So often investors and entrepreneurs look at the wrong financial numbers and ratios when analysing companies. They focus obsessively on the latest year’s pre-tax profits, or perhaps post-tax earnings. But these can often be manipulated, or temporary. What matters much more are underlying sales, strong gross margins and free cash flow. Study these numbers over several years to see if a business really owns a solid franchise.
When an enterprise enjoys consistently solid sales as a percentage of capital employed, and high gross margins, then it should by rights make a decent bottom line and an attractive return on investment. And by high gross margins, I mean 60 per cent or more. Companies that enjoy this scale of margins – and keep their fixed costs within reasonable boundaries – should prosper.

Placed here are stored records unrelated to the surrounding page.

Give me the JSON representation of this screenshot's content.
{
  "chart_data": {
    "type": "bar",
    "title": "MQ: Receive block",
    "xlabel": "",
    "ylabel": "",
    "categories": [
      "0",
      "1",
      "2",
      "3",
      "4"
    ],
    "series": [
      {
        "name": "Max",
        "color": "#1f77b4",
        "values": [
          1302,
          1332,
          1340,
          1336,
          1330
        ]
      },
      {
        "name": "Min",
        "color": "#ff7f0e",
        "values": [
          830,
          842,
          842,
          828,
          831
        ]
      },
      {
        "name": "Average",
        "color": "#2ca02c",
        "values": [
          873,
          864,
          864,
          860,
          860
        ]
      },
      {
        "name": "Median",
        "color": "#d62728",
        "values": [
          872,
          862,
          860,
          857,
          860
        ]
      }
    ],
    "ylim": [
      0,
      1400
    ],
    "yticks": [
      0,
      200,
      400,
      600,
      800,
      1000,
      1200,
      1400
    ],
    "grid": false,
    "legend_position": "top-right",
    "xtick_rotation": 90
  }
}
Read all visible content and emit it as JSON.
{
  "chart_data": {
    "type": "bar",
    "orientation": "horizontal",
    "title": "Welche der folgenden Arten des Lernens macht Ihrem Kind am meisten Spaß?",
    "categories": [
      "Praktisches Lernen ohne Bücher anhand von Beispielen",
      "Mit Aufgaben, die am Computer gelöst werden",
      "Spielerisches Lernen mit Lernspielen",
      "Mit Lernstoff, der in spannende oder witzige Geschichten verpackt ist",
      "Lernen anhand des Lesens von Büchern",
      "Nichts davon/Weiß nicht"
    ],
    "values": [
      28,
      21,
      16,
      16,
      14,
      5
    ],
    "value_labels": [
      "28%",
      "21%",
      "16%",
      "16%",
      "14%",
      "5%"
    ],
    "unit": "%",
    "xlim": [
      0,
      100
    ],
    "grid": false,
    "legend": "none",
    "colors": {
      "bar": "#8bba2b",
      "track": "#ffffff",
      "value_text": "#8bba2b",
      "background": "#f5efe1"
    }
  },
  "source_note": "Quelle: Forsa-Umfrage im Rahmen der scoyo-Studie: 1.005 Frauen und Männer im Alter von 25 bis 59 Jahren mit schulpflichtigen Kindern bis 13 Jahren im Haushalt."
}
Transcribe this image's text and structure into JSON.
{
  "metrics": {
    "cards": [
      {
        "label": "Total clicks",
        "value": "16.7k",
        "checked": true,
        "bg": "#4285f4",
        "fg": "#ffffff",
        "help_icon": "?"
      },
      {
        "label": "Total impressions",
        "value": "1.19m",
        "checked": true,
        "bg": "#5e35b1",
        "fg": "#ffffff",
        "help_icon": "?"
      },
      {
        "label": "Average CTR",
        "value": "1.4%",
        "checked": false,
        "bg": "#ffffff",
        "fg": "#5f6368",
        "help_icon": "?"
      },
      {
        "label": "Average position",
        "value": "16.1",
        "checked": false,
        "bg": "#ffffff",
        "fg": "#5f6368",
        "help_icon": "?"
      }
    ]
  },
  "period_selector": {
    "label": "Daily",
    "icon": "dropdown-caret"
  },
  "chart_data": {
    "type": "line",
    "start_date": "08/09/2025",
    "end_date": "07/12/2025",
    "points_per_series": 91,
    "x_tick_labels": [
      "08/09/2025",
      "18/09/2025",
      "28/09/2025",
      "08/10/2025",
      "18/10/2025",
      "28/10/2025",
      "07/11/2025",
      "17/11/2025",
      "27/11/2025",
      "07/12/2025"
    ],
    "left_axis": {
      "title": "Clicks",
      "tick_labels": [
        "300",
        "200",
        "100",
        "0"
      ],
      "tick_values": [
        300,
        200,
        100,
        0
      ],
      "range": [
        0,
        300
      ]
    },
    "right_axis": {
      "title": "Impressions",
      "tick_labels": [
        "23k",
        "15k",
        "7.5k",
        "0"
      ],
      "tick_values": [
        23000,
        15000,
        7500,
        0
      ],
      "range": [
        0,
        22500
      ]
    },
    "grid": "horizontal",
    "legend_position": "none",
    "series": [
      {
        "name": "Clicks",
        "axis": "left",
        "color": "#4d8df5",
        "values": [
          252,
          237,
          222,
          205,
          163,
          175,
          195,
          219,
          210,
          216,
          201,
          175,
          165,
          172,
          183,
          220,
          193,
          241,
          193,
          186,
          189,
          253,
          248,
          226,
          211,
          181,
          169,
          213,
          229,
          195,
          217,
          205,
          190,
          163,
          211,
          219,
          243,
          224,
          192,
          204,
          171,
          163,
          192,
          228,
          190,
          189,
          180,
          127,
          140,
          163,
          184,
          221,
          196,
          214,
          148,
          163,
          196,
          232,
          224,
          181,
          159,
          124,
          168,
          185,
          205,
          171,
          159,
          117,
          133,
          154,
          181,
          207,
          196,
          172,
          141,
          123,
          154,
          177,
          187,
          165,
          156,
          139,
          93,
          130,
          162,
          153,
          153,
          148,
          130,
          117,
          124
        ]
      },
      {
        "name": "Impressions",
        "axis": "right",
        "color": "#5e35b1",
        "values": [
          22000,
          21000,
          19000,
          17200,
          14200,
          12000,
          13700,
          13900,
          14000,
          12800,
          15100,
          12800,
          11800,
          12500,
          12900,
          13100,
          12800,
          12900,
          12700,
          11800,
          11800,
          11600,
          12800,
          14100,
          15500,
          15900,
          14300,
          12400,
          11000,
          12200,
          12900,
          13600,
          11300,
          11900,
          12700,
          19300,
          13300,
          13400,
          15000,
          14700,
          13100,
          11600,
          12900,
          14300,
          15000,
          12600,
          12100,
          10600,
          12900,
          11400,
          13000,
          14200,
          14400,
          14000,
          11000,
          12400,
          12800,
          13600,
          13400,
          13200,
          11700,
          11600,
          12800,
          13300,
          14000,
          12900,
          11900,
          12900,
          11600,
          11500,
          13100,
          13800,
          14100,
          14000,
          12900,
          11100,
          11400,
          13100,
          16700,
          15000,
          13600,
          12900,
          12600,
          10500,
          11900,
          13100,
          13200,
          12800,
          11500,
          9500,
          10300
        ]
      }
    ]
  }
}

Of course, companies with huge mark-ups over their raw costs are more vulnerable to being undercut by discounters. But it is always better to start with a lot of margin than a low gross margin. When I was involved with PizzaExpress and Strada, I learnt that the pizza business offers spectacular margins, better than anything else in the restaurant trade. Given the way menu prices have risen relentlessly, the major chains must enjoy gross margins of at least 80 per cent on their pizza, or a mark-up of 400 per cent over cost. Yet surprisingly, no one has come in to undercut them and offer a comparable product at half the price.